MIAMI, Florida (May 13, 2016)—The Inter American Press Association (IAPA) today expressed concern at the delicate situation that is being faced by the Panamanian newspapers La Estrella de Panamá and El Siglo, whose outcome could limit press freedom in the Central American country.
The two papers have an exceptional temporary license from the United States Treasury Department to operate normally. This license was granted to them after the commercial group to which they belong was included on the list of Specially Designated Nationals, also known as the "Clinton List," a U.S. Government blacklist of individuals and entities at risk of severe civil and criminal sanctions with which American citizens and companies are prohibited from engaging in transactions.
Despite the exceptional temporary license for the two newspapers, they risk that in the near future their relationships with suppliers, advertisers and ad agencies could be adversely affected.

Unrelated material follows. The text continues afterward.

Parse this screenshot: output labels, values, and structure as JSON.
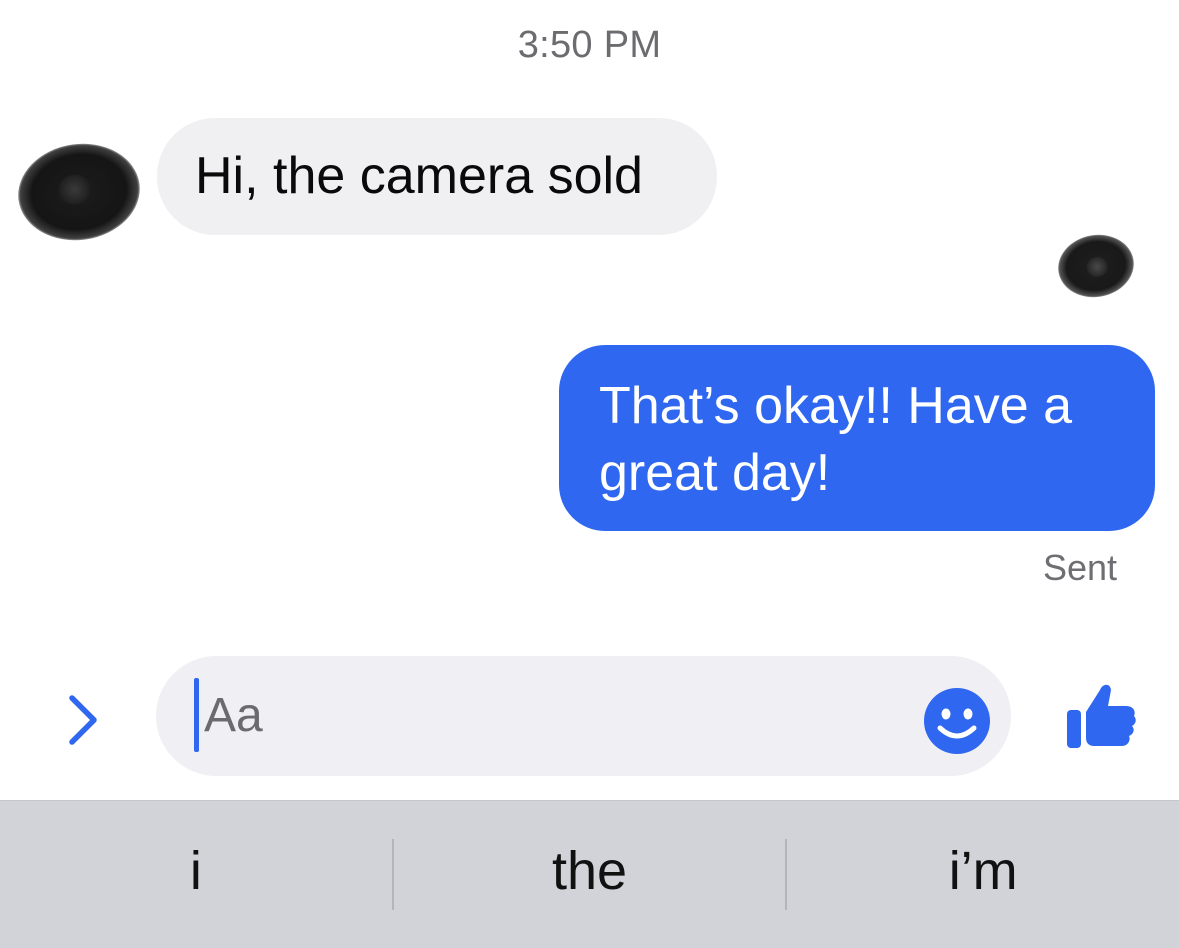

In recognition of the 167-year history of La Estella de Panamá and of the more than three decades existence of El Siglo, Pierre Manigault, president of the IAPA and chairman of the Charleston, South Carolina, newspaper The Post and Courier, said, "While our organization is respectful of all legal investigations conducted with full clarity and transparency, we ask that authorities take into consideration that restricting the newspapers' ability to publish would have a negative impact on freedom of expression and the public's right to information."
The IAPA is a not-for-profit organization dedicated to the defense and promotion of freedom of the press and of expression in the Americas. It is made up of more than 1,300 print publications from throughout the Western Hemisphere and is based in Miami, Florida. For more information please go to http://www.sipiapa.org.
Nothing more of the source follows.